CANOPY BLOG

Paying homage to ‘incredibly ancient beings’

By Canopy Team on October 5, 2021

portion of blue oak drawing

Section of Patricia Larenas' newest tree portrait for Canopy: a blue oak on El Camino Way in Palo Alto.

An update from Canopy’s artist-in-residence Patricia Larenas

Artist Patricia Larenas works at her easel in her favorite setting: outdoors.

She has loved trees and nature all of her life, yet Patricia Larenas has gained all new reverence for Palo Alto’s majestic great oaks as she’s been drawing their portraits these last few months. Since joining Canopy as an artist-in-residence in June 2021 (read more), Patricia has completed portraits of Lucy, a 250-year-old valley oak in a residential neighborhood of Palo Alto (at the corner of Castilleja and Sequoia avenues), and a blue oak on El Camino Way. Still to come are drawings of a black oak and a coast live oak. 

“We have these incredibly ancient beings living among us in our urban areas. It’s incredible that such beings can live among us, with so much going on around them, for a couple centuries,” Patricia says. As she set up her easel to draw Lucy — so named by a former owner of the residence where the regal tree lives — Patricia realized the tree is quite a local celebrity. “People would stop their cars and take pictures of her. The current owner said she’ll see people come and hug the tree. And when people saw my drawing, they’d say, ‘Oh yeah, I know where that one is.’”

Patricia gifted her portrait of Lucy to Canopy to help with fundraising. In June 2021, during Canopy’s “Planting Hope, Growing Resilience” event, Montse Suarez won the drawing for the artwork. Montse told Maika Horjus, Canopy’s senior development specialist, that she and her family are moving back to her native Spain, so she is happy to bring Lucy with her as a reminder of the beautiful oaks of California. 

Patricia recently completed drawing a blue oak on El Camino Way, on a corner of the busy street. “It has grown between the sidewalk and a parking lot, in just a strip of soil—although of course its roots reach beneath the parking lot,” she says. “There’s a street light that looks almost like the tree is leaning on it, or it is digging into her side.”

Drawing in colored pencil and watercolor pencil, Patricia included detailed, botanical-art renditions of a leaf and acorn from each tree. She visits the trees several times to do sketchbook studies before drawing the final art. Her pieces for Canopy are “tighter, a little more precise than some of my work,” she says.

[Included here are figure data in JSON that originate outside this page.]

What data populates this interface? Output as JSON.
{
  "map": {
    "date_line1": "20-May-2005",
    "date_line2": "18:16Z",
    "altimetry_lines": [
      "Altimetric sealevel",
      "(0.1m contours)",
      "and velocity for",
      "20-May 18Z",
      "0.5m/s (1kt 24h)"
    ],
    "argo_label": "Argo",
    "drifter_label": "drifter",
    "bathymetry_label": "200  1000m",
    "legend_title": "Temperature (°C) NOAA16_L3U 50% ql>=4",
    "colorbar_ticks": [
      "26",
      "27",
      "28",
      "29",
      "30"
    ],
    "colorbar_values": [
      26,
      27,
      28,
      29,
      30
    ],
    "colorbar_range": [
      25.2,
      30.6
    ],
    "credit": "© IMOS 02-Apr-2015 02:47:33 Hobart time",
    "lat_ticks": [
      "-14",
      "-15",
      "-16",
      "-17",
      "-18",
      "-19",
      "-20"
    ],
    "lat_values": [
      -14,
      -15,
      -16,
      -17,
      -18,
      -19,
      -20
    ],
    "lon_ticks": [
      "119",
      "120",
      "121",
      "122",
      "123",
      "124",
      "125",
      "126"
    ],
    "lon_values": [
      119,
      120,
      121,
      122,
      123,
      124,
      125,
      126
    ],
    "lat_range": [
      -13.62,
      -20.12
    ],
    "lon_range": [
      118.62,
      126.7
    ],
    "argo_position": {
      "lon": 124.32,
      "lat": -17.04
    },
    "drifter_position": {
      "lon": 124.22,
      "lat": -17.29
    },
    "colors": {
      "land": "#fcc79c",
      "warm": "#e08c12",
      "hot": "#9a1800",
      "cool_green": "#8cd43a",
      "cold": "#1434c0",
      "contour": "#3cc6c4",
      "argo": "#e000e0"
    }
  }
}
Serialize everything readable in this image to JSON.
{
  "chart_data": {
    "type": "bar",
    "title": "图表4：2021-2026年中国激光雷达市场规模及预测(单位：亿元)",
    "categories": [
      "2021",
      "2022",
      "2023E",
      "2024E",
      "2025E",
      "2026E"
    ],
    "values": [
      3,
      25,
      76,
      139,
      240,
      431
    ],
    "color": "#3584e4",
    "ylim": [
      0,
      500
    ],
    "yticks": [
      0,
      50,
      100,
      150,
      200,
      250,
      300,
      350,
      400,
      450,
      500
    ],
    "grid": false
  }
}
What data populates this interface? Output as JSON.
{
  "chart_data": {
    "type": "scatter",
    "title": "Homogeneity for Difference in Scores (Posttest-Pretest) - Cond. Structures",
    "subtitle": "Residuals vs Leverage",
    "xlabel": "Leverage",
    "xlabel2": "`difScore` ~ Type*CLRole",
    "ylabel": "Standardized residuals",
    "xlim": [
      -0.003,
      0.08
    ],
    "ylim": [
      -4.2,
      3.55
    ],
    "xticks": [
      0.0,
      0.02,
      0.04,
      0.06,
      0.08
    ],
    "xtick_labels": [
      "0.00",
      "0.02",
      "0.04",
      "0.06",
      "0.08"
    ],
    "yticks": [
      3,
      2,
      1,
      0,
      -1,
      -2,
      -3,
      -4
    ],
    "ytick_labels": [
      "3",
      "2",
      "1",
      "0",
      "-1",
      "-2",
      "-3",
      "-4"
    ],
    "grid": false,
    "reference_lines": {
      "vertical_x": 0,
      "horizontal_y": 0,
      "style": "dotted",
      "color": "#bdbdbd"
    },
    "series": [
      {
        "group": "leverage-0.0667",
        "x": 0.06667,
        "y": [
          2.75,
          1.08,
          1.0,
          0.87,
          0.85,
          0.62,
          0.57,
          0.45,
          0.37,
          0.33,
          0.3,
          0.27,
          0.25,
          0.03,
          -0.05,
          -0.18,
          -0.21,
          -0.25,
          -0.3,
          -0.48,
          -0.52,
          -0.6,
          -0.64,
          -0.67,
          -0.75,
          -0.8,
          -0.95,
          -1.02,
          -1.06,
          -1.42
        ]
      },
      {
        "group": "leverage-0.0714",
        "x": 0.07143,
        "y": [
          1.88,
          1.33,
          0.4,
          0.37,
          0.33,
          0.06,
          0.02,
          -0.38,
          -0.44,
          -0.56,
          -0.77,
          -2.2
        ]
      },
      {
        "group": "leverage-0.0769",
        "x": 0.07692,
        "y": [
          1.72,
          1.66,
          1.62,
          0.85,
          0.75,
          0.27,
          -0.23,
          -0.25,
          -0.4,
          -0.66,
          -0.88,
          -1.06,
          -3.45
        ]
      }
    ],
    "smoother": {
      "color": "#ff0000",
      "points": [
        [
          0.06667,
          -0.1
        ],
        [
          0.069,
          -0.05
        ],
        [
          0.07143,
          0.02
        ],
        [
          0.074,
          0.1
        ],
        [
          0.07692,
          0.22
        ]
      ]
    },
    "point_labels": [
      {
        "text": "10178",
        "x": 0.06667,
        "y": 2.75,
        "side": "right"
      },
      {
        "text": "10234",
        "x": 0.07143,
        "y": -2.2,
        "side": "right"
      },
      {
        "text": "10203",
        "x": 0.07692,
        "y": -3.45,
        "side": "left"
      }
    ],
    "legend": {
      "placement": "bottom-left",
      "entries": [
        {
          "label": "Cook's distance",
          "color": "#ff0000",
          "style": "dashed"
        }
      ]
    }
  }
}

After talking with Indira Selvakumaraswamy, Canopy’s volunteer engagement manager, and learning that Canopy is undertaking an update of Palo Alto’s 1997 count of the trees, Patricia decided to focus on four great oak species. The new survey will help us understand how the urban trees are faring after a little more than 20 years. “It’s so cool to be doing the count again to see what’s happening with the trees,” she says. “That data will be important.”